Beware Of Older Ladies In The Library

The very first time I went on a blind date it was disastrous. (For me, not for her) I’ll call her Shelly. We started emailing a few times, then talked on the phone twice, then she said: “Let’s meet.” Is that a blind date? I dunno. I call it that because I had never met her and had no idea what she looked like.

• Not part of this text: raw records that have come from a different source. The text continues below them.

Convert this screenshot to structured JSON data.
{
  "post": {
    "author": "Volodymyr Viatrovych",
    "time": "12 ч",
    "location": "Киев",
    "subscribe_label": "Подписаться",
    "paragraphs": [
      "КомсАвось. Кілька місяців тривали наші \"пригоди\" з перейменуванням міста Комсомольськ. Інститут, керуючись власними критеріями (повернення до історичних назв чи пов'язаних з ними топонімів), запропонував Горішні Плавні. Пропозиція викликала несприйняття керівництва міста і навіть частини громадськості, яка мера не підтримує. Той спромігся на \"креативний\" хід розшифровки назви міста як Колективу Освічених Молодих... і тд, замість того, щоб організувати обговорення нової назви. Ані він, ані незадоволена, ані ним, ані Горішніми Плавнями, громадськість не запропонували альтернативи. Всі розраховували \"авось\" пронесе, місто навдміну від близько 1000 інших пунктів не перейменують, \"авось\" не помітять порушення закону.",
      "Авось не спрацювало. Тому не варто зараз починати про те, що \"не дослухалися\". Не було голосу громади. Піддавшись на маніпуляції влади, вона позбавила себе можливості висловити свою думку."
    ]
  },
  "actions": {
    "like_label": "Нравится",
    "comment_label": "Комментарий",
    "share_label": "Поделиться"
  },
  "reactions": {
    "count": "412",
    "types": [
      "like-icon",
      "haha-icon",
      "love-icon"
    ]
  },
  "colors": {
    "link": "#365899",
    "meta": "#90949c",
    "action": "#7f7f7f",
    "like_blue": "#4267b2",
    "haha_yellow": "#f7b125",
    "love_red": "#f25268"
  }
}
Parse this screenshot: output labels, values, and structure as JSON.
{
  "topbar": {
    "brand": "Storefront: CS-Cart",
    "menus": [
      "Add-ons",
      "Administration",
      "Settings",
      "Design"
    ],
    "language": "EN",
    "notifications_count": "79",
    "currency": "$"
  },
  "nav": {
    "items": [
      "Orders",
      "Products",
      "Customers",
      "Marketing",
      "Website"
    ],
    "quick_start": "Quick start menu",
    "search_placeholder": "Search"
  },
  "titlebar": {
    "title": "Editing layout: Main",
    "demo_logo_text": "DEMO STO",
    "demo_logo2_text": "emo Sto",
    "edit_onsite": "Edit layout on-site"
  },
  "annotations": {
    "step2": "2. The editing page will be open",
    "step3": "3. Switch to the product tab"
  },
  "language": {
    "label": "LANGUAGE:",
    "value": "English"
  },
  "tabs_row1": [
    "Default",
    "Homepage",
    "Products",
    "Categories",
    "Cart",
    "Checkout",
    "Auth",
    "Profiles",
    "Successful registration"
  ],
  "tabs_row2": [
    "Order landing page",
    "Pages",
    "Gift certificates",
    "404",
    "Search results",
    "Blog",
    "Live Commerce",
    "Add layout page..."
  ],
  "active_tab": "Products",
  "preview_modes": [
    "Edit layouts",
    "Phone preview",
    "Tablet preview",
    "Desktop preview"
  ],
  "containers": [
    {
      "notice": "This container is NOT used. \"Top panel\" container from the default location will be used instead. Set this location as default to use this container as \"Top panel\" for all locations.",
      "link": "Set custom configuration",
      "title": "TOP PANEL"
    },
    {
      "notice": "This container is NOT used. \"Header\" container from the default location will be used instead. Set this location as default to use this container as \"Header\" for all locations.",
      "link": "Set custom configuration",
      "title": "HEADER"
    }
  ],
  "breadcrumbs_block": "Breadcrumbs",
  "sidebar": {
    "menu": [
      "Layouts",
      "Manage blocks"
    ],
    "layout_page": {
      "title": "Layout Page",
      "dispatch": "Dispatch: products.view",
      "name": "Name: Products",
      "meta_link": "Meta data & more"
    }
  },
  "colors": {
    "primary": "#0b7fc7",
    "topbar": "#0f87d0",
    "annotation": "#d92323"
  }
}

Shelly was a recent widow, had no kids and said she was a saved Christian, although she hadn’t been to church in years. She was married briefly when her husband suddenly up and died from some mysterious illness. Among her many hobbies were breeding and selling parrots, playing poker and going to a different library every week. I got the impression that she was an intelligent bookworm who secretly liked a naughty game of cards every now and again. She suggested we meet at her favorite fast food joint. I was to look for an old station wagon with a lot of bumper stickers and peace signs. When I pulled into the parking lot, I had no trouble spotting the rusty clunker. It was filled with so much stuff, that I feared Shelly was either homeless and living in her car or she was a hoarder. She slowly got out from somewhere inside this massive pile of clothing and trash. When she finally stood up and turned to face me, my jaw dropped. Shelly was extremely tall and on the heavy side. But the worst part was she was dressed like a farmer in blue denim overalls and a straw hat. (I almost expected to hear her shout: “Howdee!” with a piece of hay dangling between her teeth) Her brown frizzy hair was tied in a long ponytail. As she got closer to me, my tongue must have done some weird gymnastics as I tried to get my mouth to work. She gave me her hand, flashing a very wide grin, which revealed two missing front teeth. This woman was nearly old enough to be my mother! Gasp! Help! Run!

 

After I finished my burger and fries. I came up with an excuse that I needed to be elsewhere and made my exit. That night Shelly sent me a long, mushy email. She wanted to see me again and asked if I could meet her at the library in the next town. She said she would wait for me in the vestibule, dressed in black slacks and a flowery blouse. I turned her down as gently as I could. She was disappointed, but said she would manage to live somehow.

Later I learned that she didn’t frequent libraries for the purpose of reading books or to borrow videos. Nor did she go to use the computer. It was solely to pick up men. No wonder I have this morbid fear of libraries!